Серая кошка трется о его ноги, но он, похоже, даже не замечает. Вдруг я понимаю, что мы неотрывно смотрим друг другу в глаза. Прямо как намагниченные. Я сижу на велосипеде, так что голову задирать не приходится. Мы все смотрим и смотрим друг на друга, целую вечность. Даем понять то, что не смеем сказать вслух. Петер слегка улыбается. Он такой большой, а взгляд у него мягкий. Невыносимо мягкий. Моя рука хочет дотронуться до этого лица, провести пальцами по этому хохолку, коснуться этого тела, а мое тело хочет быть к нему ближе, еще ближе, но я слышу собственный голос:
– Ну что, пока!
И я ставлю ноги на педали и срываюсь с места.
– Куда ты? – кричит Петер мне вслед.
– Никуда!
– Можно с тобой?
Но я уже сворачиваю на соседнюю улицу, потом на другую и только тогда позволяю себе отдышаться, вздохнуть глубоко-глубоко и широко улыбнуться.

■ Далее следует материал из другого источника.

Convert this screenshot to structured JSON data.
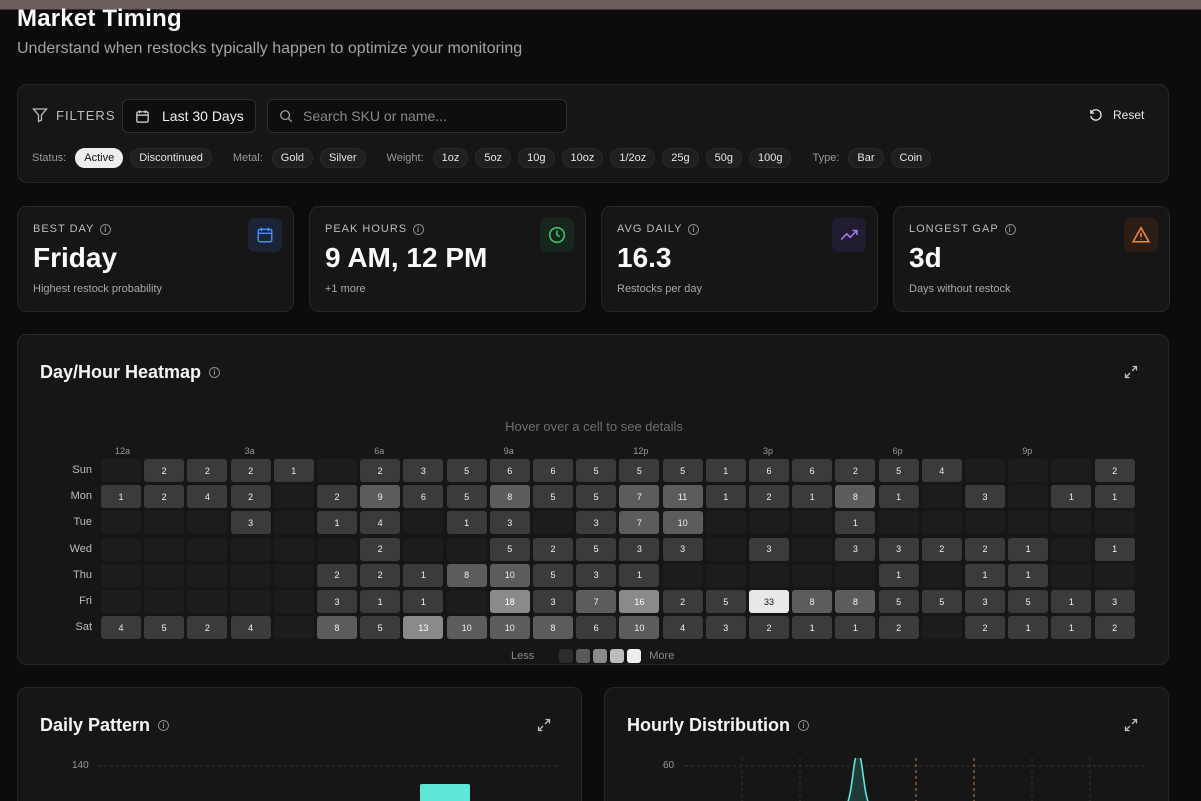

Через полчаса – уже почти стемнело – я прогуливаюсь с Абе по парку Кенау. Он приобнимает меня за плечи, я его – за поясницу. В свободной руке я несу мамину сумочку. Ох уж этот Абе: рубашка выпростана из брюк, на лице – веселая усмешка, на голове кепка набекрень. Я хихикаю. Ведь девочкам, гуляющим с кавалерами, полагается хихикать. То и дело я кладу голову ему на плечо, на ворсистую ткань его прокуренной коричневой куртки, и в носу свербит от резкого запаха дыма.
11
Имеются в виду члены нидерландского Национал-социалистического движения (НСД) – единственной партии, разрешенной во время немецкой оккупации.
12
Антон Адриан Мюссерт (1894–1946) – основатель НСД, в годы оккупации – глава марионеточного правительства.
13
Боевые отряды, или отряды сопротивления НСД (нидерл. Weerbaarheidsafdeling), были сформированы по инициативе Антона Мюссерта в 1932 году. В 1935 году были расформированы и ушли в подполье, а после оккупации Нидерландов возобновили активную деятельность.